A few years back, I posted an early image from the series online. The photo was of a rusting old car behind a chain link fence. An internet acquaintance commented on it saying, “Texas is a fine place to die.” I thought the observation was great, and immediately I knew that that statement characterized the project perfectly.
B&H Photo: When you approach subjects, how do you go about figuring out how to compose all of the elements of the environmental portraits that you shoot?
Shannon: It's partly experience, and partly luck. Sometimes I may have the luxury of being in the location for a bit of time, to size up the elements and use them as part of the composition. Many times, though, that's not the case, and I just go with the moment as it happens. I may drive past someone that catches my attention, and I have to swing around, get out and work with what's there. When there’s a specific location that I want to shoot at, I try to be there at optimal times, like when the light is good, or the weather is a certain way. Plus, there is always the experience factor of past successes and failures. Of course, there's always the happy accident—simply being at the right place at the right time.
B&H Photo: What attracts you to your subjects?

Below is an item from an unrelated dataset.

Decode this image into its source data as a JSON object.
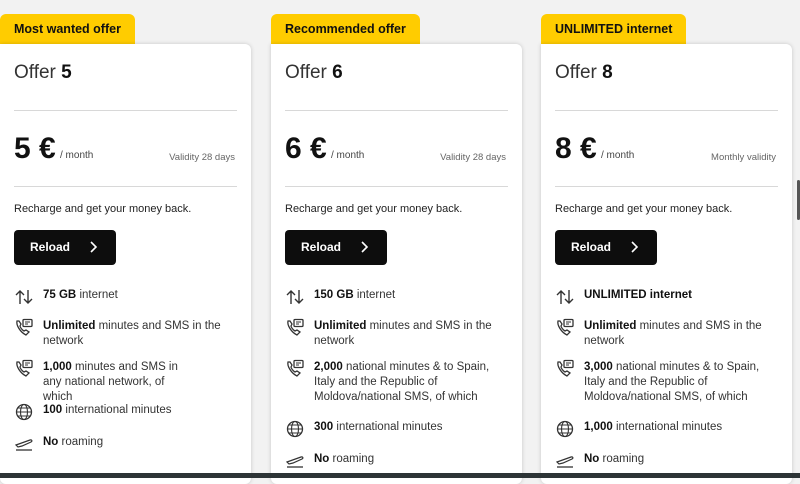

Shannon: To put myself face to face with people different from me. It's an interaction that puts me in an awkward position of trying to capture their persona and situation. Sometimes it works, sometimes it doesn't. Robert Adams said it best:
"At our best and most fortunate, we make pictures because of what stands before our camera, to honor what is greater and more interesting than we are. We never accomplish this perfectly, though in return we are given something perfect—a sense of inclusion. Our subject thus redefines us, and is part of the biography by which we want to be known."

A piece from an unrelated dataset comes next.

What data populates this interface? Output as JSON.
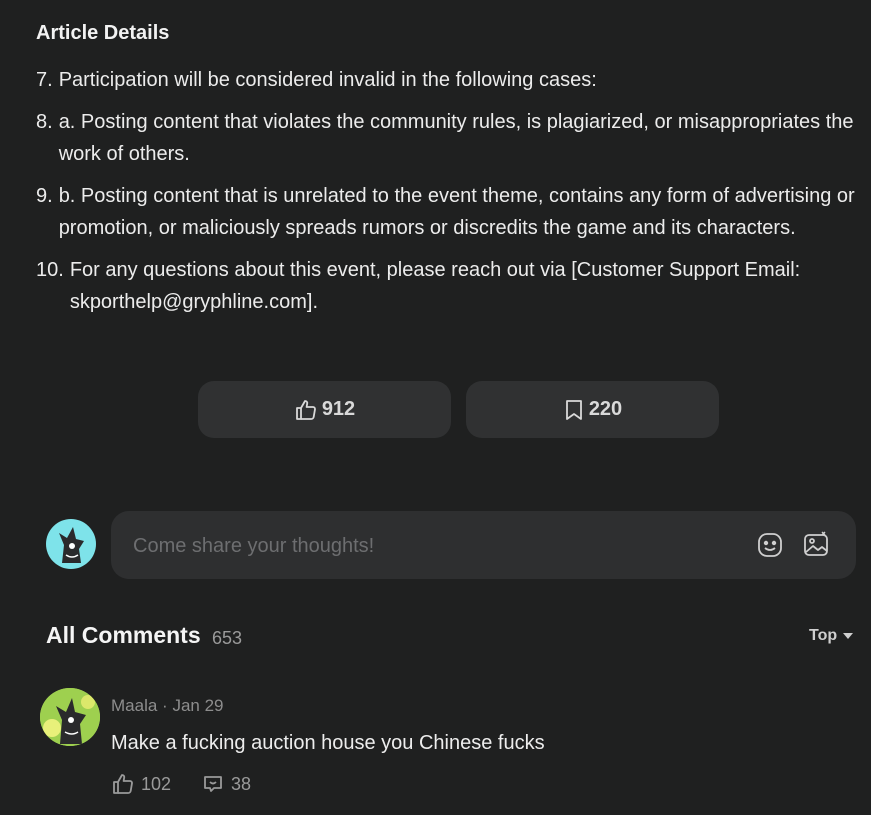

B&H Photo: Back in school, I was taught that when shooting any sort of series, if a photo isn’t important to the story or if it doesn’t hit you emotionally, throw it out. What is your editing process? How do you cull your images and pick out which ones you’ll run for in your projects?
Shannon: Sometimes I have a pretty good idea of what is going to work, and it's easy to put it together. Other times, though, I just have to play with the images and see what themes emerge. Most of the time, the whole process is a puzzle. When I was working with the Route 66 images, I first thought of editing them by category, such as motels, gas stations, etc. But I finally came to the conclusion that putting them together in geographical order worked better. Then it simply just fell into place, much to my surprise.
B&H Photo: What’s next for you?
Shannon: I want to finish my "Texas is a Fine Place to Die" project, and ultimately publish it as a book. I have also been working on a few other projects which document specific areas of Amarillo. One of those is "Pleasant Valley," and it's being photographed in color, so it's been a new challenge for me.